Felix nodded. “Clever.”
“Thank you.”
“It sounds like Dusty had given just about everyone around him a nice motive to want him out of the picture. The kid he was duping, the band members he was cheating out of money. So who killed him?”
“None of the above.”
Felix glanced at the clock again. “You’re killing me, Bender.”
“I know, but I’ve spent fifty-three seventy-five in Swear Pig donations this month, so I’m gonna milk this moment.”
“Touché.”
“Okay, so you want to know who killed him?”
“Dying to.”
“Nice pun,” I said. “It was the girlfriend.”
Felix shook his head. “But she’s the one person without a motive.”
I pointed at the photo of Skip’s birthday party. “Actually, she has the best motive.
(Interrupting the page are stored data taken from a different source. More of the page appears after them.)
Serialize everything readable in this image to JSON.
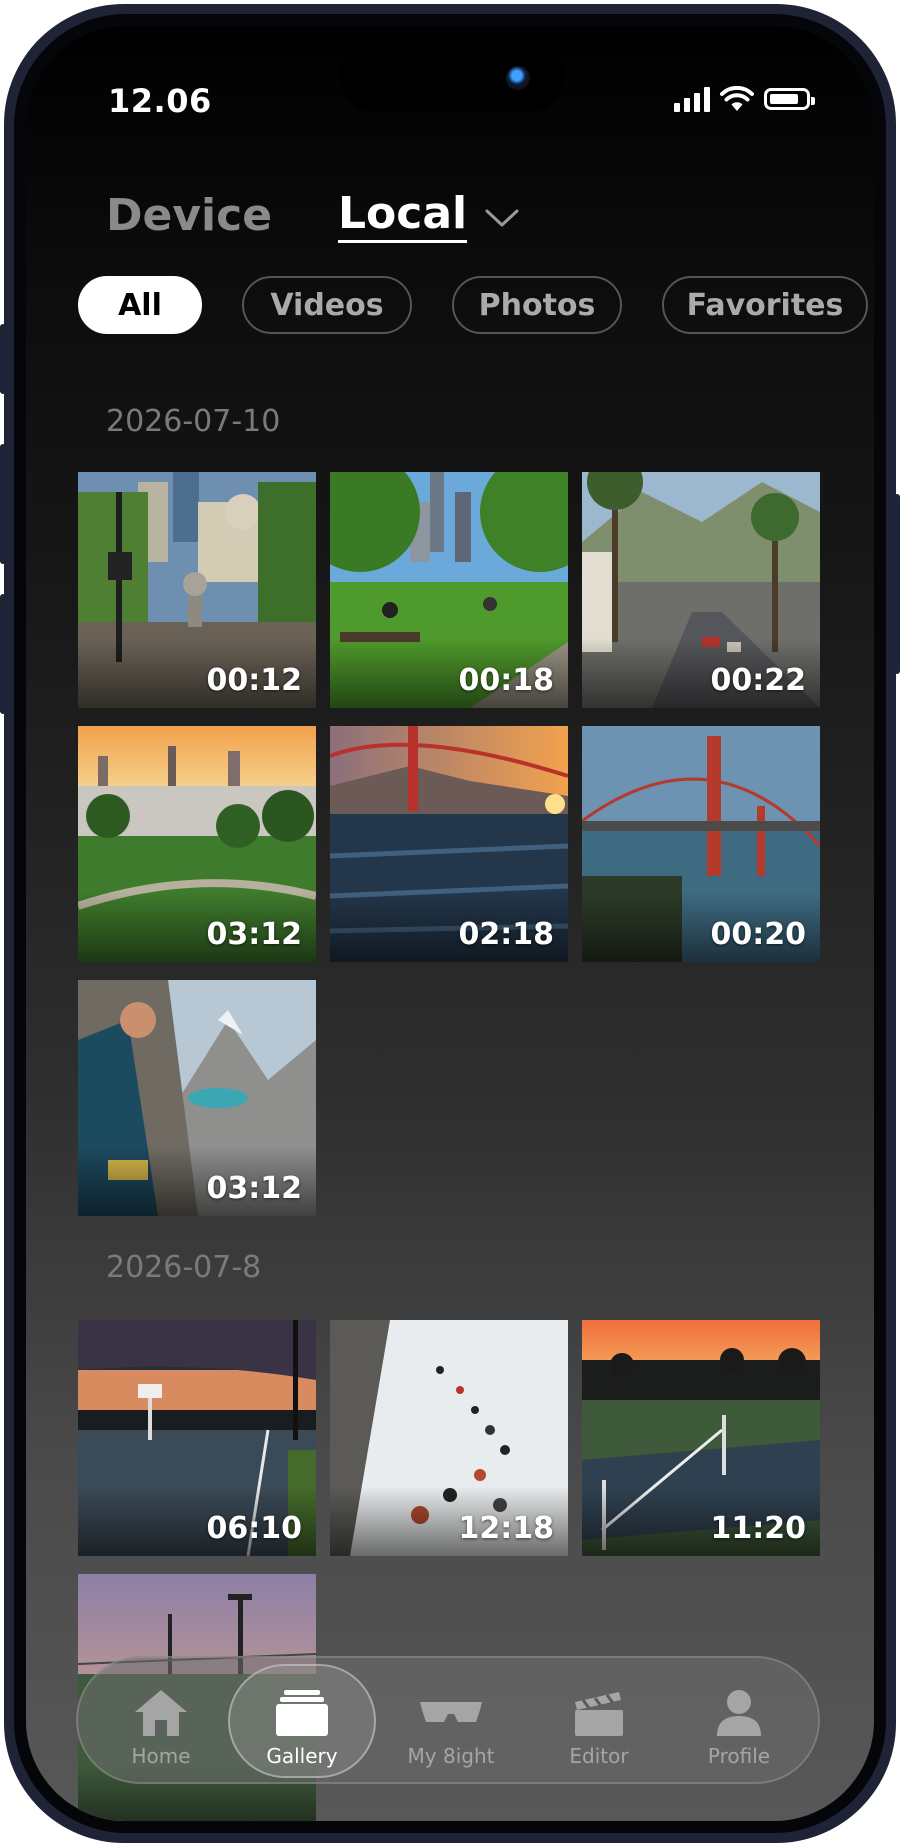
{
  "status_bar": {
    "time": "12.06",
    "icons": [
      "cellular-signal-icon",
      "wifi-icon",
      "battery-icon"
    ]
  },
  "source_tabs": {
    "device_label": "Device",
    "local_label": "Local",
    "selected": "Local",
    "dropdown_icon": "chevron-down-icon"
  },
  "filters": [
    {
      "label": "All",
      "active": true
    },
    {
      "label": "Videos",
      "active": false
    },
    {
      "label": "Photos",
      "active": false
    },
    {
      "label": "Favorites",
      "active": false
    }
  ],
  "sections": [
    {
      "date": "2026-07-10",
      "items": [
        {
          "duration": "00:12",
          "subject": "city hall park"
        },
        {
          "duration": "00:18",
          "subject": "city park lawn"
        },
        {
          "duration": "00:22",
          "subject": "palm street mountains"
        },
        {
          "duration": "03:12",
          "subject": "city skyline sunset park"
        },
        {
          "duration": "02:18",
          "subject": "golden gate bridge sunset"
        },
        {
          "duration": "00:20",
          "subject": "golden gate bridge day"
        },
        {
          "duration": "03:12",
          "subject": "rock climbing mountains"
        }
      ]
    },
    {
      "date": "2026-07-8",
      "items": [
        {
          "duration": "06:10",
          "subject": "basketball court dusk"
        },
        {
          "duration": "12:18",
          "subject": "climbers snowy ridge"
        },
        {
          "duration": "11:20",
          "subject": "tennis court sunset"
        },
        {
          "duration": "",
          "subject": "tennis court evening"
        }
      ]
    }
  ],
  "bottom_nav": [
    {
      "label": "Home",
      "icon": "home-icon",
      "active": false
    },
    {
      "label": "Gallery",
      "icon": "gallery-icon",
      "active": true
    },
    {
      "label": "My 8ight",
      "icon": "glasses-icon",
      "active": false
    },
    {
      "label": "Editor",
      "icon": "clapperboard-icon",
      "active": false
    },
    {
      "label": "Profile",
      "icon": "profile-icon",
      "active": false
    }
  ],
  "colors": {
    "background_top": "#000000",
    "background_bottom": "#585858",
    "active_chip": "#ffffff",
    "inactive_text": "#8a8a8a",
    "date_text": "#7a7a7a"
  }
}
Tami’s not as dumb as she looks. She realized they were celebrating Skip’s birthday in November and did the math. She told me that she and Dusty had broken up when he went into rehab, then got back together right afterward. But if Skip was born in November, that meant Dusty must have slept with Skip’s mom in February—six months after he got back together with Tami. Tami said Dusty never wanted to get married, never wanted kids. He’d cheated her out of a family, and now she finds out he cheated on her as well.”